Lungi da me rivelare alcunché sulla trama, il cui sviluppo, colpi di scena compresi, pur rimanendo celato nei trailer è comunque facilmente intuibile dal momento esatto in cui una disperata Merida fugge nel bosco, pertanto mi concentrerò sulla realizzazione di Brave. L’animazione, innanzitutto, è ineccepibile. Impossibile non venire attirati dai rossi, meravigliosi capelli della protagonista, dalla bellezza quasi mozzafiato dei paesaggi naturali ricreati dalle mani capaci degli animatori, dall’incredibile realismo degli orsi adulti o dai giochi di luce ed ombra all’interno del castello. Anche il character design dei personaggi è molto bello: gli animatori si sono particolarmente sbizzarriti con i pretendenti alla mano di Merida, un trio di esseri a dir poco inguardabili (uno di loro sembra il Trota, giuro!!) accompagnati da degni e ancor più improponibili padri, fulcro delle sequenze più esilaranti dell’intera pellicola assieme al trio di demoniaci fratellini della rossa principessa e alla strega “intagliatrice”. Per finire, tolta la gnegnosissima canzonetta cantata dalla nostrana Noemi, anche la colonna sonora è uno spettacolo, perché richiama un paio di generi che adoro, come la musica celtica e quella d’ispirazione medievale. L’unico difetto tecnico di Brave è che tutta questa mirabilia animata è purtroppo incupita da un 3D più inutile del solito, che forse aumenta un po’ la profondità dell’insieme ma, per il resto, è davvero poca roba. Vi consiglio quindi di guardare l’ultimo lavoro Pixar in una “banale” sala priva di questa tecnologia e di non lasciarvi scoraggiare dalle recensioni negative, soprattutto se avete dei bimbi, perché Brave merita sicuramente una visione e soprattutto perché….

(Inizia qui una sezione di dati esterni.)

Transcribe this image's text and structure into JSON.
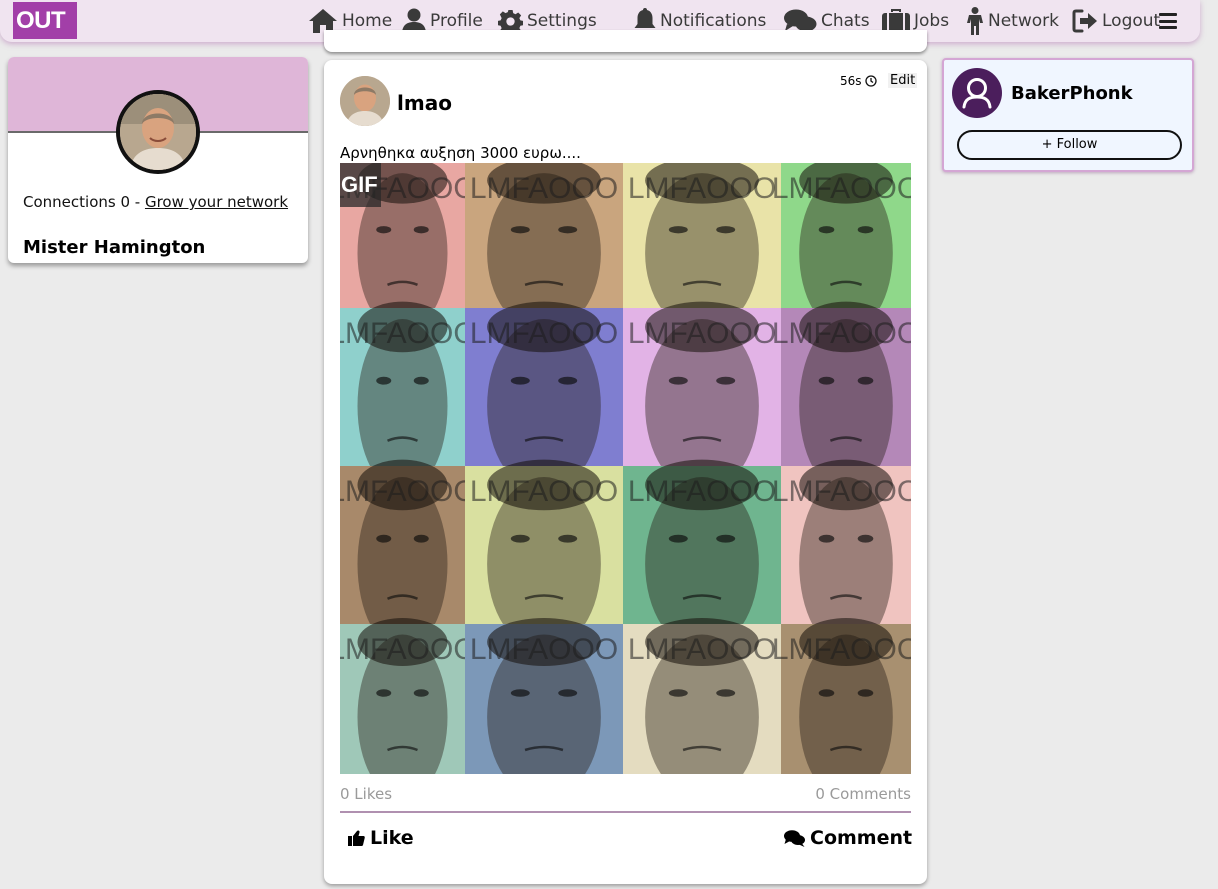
{
  "brand": {
    "logo_text": "OUT",
    "accent": "#a23fa8"
  },
  "nav": {
    "items": [
      {
        "label": "Home",
        "icon": "home-icon"
      },
      {
        "label": "Profile",
        "icon": "user-icon"
      },
      {
        "label": "Settings",
        "icon": "gear-icon"
      },
      {
        "label": "Notifications",
        "icon": "bell-icon"
      },
      {
        "label": "Chats",
        "icon": "chat-icon"
      },
      {
        "label": "Jobs",
        "icon": "briefcase-icon"
      },
      {
        "label": "Network",
        "icon": "person-icon"
      },
      {
        "label": "Logout",
        "icon": "logout-icon"
      }
    ],
    "menu_icon": "hamburger-icon"
  },
  "profile": {
    "connections_prefix": "Connections 0 - ",
    "grow_link": "Grow your network",
    "name": "Mister Hamington"
  },
  "post": {
    "author": "lmao",
    "time": "56s",
    "edit_label": "Edit",
    "text": "Αρνηθηκα αυξηση 3000 ευρω....",
    "gif_badge": "GIF",
    "gif_caption": "LMFAOOO",
    "likes": "0 Likes",
    "comments": "0 Comments",
    "like_label": "Like",
    "comment_label": "Comment"
  },
  "suggestion": {
    "name": "BakerPhonk",
    "follow_label": "+ Follow"
  },
  "colors": {
    "navbar_bg": "#f0e4f0",
    "banner": "#dfb6d8",
    "suggest_bg": "#f0f6ff",
    "suggest_avatar": "#4b1e5c"
  }
}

… beh, perché prima del film proiettano il meraviglioso corto La luna di Enrico Casarosa. Non vi anticiperò nulla di nulla su questo piccolo, delizioso e poetico capolavoro di animazione, perché dovete rimanere come sono rimasta io: a bocca aperta, con la lacrima nell’occhio come Ranatan, emozionata come una bimba piccola e con un incredibile desiderio di trovarmi catapultata per magia su quella splendida luna animata. Anzi, a pensarci bene La luna vale da solo il prezzo del biglietto e, non me ne vogliano gli estimatori del carinissimo Brave, è nettamente superiore al film che precede.
Di Kelly MacDonald (voce originale di Merida), Billy Connolly (voce originale di Fergus), Emma Thompson (voce originale di Elinor), Julie Walters (voce originale della Strega, doppiata in italiano dalla grandissima Anna Mazzamauro), Robbie Coltrane (Lord Dingwall, doppiato in italiano da Giobbe Covatta) ho già parlato nei rispettivi link.

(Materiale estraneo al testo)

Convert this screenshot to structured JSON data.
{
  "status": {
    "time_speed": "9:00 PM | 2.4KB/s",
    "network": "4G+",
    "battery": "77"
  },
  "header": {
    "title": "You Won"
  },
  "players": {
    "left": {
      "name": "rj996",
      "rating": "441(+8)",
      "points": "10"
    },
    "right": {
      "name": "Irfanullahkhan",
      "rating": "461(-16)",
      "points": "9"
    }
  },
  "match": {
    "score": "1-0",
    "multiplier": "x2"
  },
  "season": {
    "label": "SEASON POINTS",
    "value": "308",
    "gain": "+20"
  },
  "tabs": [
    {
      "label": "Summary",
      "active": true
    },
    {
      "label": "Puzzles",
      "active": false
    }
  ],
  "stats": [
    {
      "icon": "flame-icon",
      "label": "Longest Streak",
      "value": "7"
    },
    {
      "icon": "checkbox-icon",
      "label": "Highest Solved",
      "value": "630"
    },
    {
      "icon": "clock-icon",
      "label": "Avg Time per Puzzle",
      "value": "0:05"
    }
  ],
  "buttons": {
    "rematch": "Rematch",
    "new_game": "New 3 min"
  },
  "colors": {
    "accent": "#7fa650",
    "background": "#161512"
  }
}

Mark Andrews è uno dei registi e sceneggiatori della pellicola. Al suo primo film come regista, ha diretto precedentemente tre corti animati. Americano, è anche designer e animatore.
Brenda Chapman è una dei registi e sceneggiatori della pellicola. Americana, ha diretto anche Il principe d’Egitto. E’ anche animatrice e produttrice.

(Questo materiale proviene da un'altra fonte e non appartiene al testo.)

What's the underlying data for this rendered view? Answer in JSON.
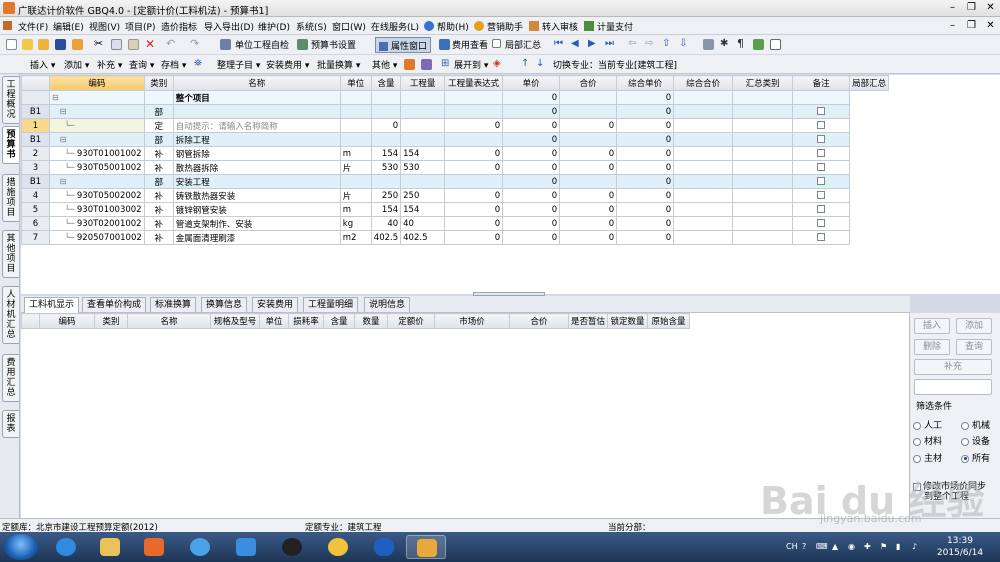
{
  "window": {
    "title": "广联达计价软件 GBQ4.0 - [定额计价(工料机法) - 预算书1]"
  },
  "menu": [
    "文件(F)",
    "编辑(E)",
    "视图(V)",
    "项目(P)",
    "造价指标",
    "导入导出(D)",
    "维护(D)",
    "系统(S)",
    "窗口(W)",
    "在线服务(L)",
    "帮助(H)",
    "营销助手",
    "转入审核",
    "计量支付"
  ],
  "toolbar1": {
    "check": "单位工程自检",
    "settings": "预算书设置",
    "property_window": "属性窗口",
    "cost_view": "费用查看",
    "partial_summary": "局部汇总"
  },
  "toolbar2": {
    "insert": "插入",
    "add": "添加",
    "supplement": "补充",
    "query": "查询",
    "price": "存档",
    "organize": "整理子目",
    "install_cost": "安装费用",
    "batch_convert": "批量换算",
    "other": "其他",
    "expand": "展开到",
    "switch_specialty": "切换专业：当前专业[建筑工程]"
  },
  "left_tabs": [
    "工程概况",
    "预算书",
    "措施项目",
    "其他项目",
    "人材机汇总",
    "费用汇总",
    "报表"
  ],
  "grid": {
    "columns": [
      "编码",
      "类别",
      "名称",
      "单位",
      "含量",
      "工程量",
      "工程量表达式",
      "单价",
      "合价",
      "综合单价",
      "综合合价",
      "汇总类别",
      "备注",
      "局部汇总"
    ],
    "rows": [
      {
        "rowhdr": "",
        "code": "",
        "type": "",
        "name": "整个项目",
        "unit": "",
        "qty": "",
        "expr": "",
        "price": "",
        "total": "0",
        "cprice": "",
        "ctotal": "0",
        "cat": "",
        "note": "",
        "style": "top",
        "check": false
      },
      {
        "rowhdr": "B1",
        "code": "",
        "type": "部",
        "name": "",
        "unit": "",
        "qty": "",
        "expr": "",
        "price": "",
        "total": "0",
        "cprice": "",
        "ctotal": "0",
        "cat": "",
        "note": "",
        "style": "group",
        "check": true
      },
      {
        "rowhdr": "1",
        "code": "",
        "type": "定",
        "name": "自动提示：请输入名称简称",
        "unit": "",
        "qty": "0",
        "expr": "",
        "price": "0",
        "total": "0",
        "cprice": "0",
        "ctotal": "0",
        "cat": "",
        "note": "",
        "style": "active",
        "check": true
      },
      {
        "rowhdr": "B1",
        "code": "",
        "type": "部",
        "name": "拆除工程",
        "unit": "",
        "qty": "",
        "expr": "",
        "price": "",
        "total": "0",
        "cprice": "",
        "ctotal": "0",
        "cat": "",
        "note": "",
        "style": "group",
        "check": true
      },
      {
        "rowhdr": "2",
        "code": "930T01001002",
        "type": "补",
        "name": "钢管拆除",
        "unit": "m",
        "qty": "154",
        "expr": "154",
        "price": "0",
        "total": "0",
        "cprice": "0",
        "ctotal": "0",
        "cat": "",
        "note": "",
        "style": "",
        "check": true
      },
      {
        "rowhdr": "3",
        "code": "930T05001002",
        "type": "补",
        "name": "散热器拆除",
        "unit": "片",
        "qty": "530",
        "expr": "530",
        "price": "0",
        "total": "0",
        "cprice": "0",
        "ctotal": "0",
        "cat": "",
        "note": "",
        "style": "",
        "check": true
      },
      {
        "rowhdr": "B1",
        "code": "",
        "type": "部",
        "name": "安装工程",
        "unit": "",
        "qty": "",
        "expr": "",
        "price": "",
        "total": "0",
        "cprice": "",
        "ctotal": "0",
        "cat": "",
        "note": "",
        "style": "group",
        "check": true
      },
      {
        "rowhdr": "4",
        "code": "930T05002002",
        "type": "补",
        "name": "铸铁散热器安装",
        "unit": "片",
        "qty": "250",
        "expr": "250",
        "price": "0",
        "total": "0",
        "cprice": "0",
        "ctotal": "0",
        "cat": "",
        "note": "",
        "style": "",
        "check": true
      },
      {
        "rowhdr": "5",
        "code": "930T01003002",
        "type": "补",
        "name": "镀锌钢管安装",
        "unit": "m",
        "qty": "154",
        "expr": "154",
        "price": "0",
        "total": "0",
        "cprice": "0",
        "ctotal": "0",
        "cat": "",
        "note": "",
        "style": "",
        "check": true
      },
      {
        "rowhdr": "6",
        "code": "930T02001002",
        "type": "补",
        "name": "管道支架制作、安装",
        "unit": "kg",
        "qty": "40",
        "expr": "40",
        "price": "0",
        "total": "0",
        "cprice": "0",
        "ctotal": "0",
        "cat": "",
        "note": "",
        "style": "",
        "check": true
      },
      {
        "rowhdr": "7",
        "code": "920507001002",
        "type": "补",
        "name": "金属面清理刷漆",
        "unit": "m2",
        "qty": "402.5",
        "expr": "402.5",
        "price": "0",
        "total": "0",
        "cprice": "0",
        "ctotal": "0",
        "cat": "",
        "note": "",
        "style": "",
        "check": true
      }
    ]
  },
  "bottom_tabs": [
    "工料机显示",
    "查看单价构成",
    "标准换算",
    "换算信息",
    "安装费用",
    "工程量明细",
    "说明信息"
  ],
  "bottom_grid": {
    "columns": [
      "编码",
      "类别",
      "名称",
      "规格及型号",
      "单位",
      "损耗率",
      "含量",
      "数量",
      "定额价",
      "市场价",
      "合价",
      "是否暂估",
      "锁定数量",
      "原始含量"
    ]
  },
  "right_panel": {
    "insert": "插入",
    "add": "添加",
    "delete": "删除",
    "query": "查询",
    "supplement": "补充",
    "filter_title": "筛选条件",
    "options": [
      "人工",
      "机械",
      "材料",
      "设备",
      "主材",
      "所有"
    ],
    "selected": "所有",
    "sync_text_1": "修改市场价同步",
    "sync_text_2": "到整个工程"
  },
  "status": {
    "quota_lib": "定额库：北京市建设工程预算定额(2012)",
    "specialty": "定额专业：建筑工程",
    "current_part": "当前分部："
  },
  "taskbar": {
    "ime": "CH",
    "time": "13:39",
    "date": "2015/6/14"
  },
  "watermark": {
    "brand": "Bai du 经验",
    "url": "jingyan.baidu.com"
  }
}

Steve Purcell è coregista e cosceneggiatore della pellicola, nonché voce originale del Corvo, alla sua prima esperienza come regista. Americano, anche fumettista e animatore, ha 51 anni.
Kevin McKidd presta la voce in originale a Lord McGuffin (doppiato in italiano da Shel Shapiro) e al figlio. Ve lo ricordate lo sfortunato Tommy di Trainspotting? Eccolo qui, bello cresciuto e reduce dall’aver partecipato a film come The Acid House, Ideus Kinky – Un treno per Marrakech, Dog Soldiers, Hannibal Lecter – Le origini del male e a serie come Grey’s Anatomy. Scozzese, anche regista, ha 39 anni e un film in uscita.
Craig Ferguson presta la voce in originale a Lord Macintosh (doppiato in italiano da Enzo Iacchetti). Scozzese, ha partecipato a film come Lemony Snicket – Una serie di sfortunati eventi e doppiato serie come Freakazoid!, Hercules, The Angry Beavers, American Dad! e Futurama. Anche sceneggiatore, compositore, produttore e regista, ha 50 anni e un film in uscita.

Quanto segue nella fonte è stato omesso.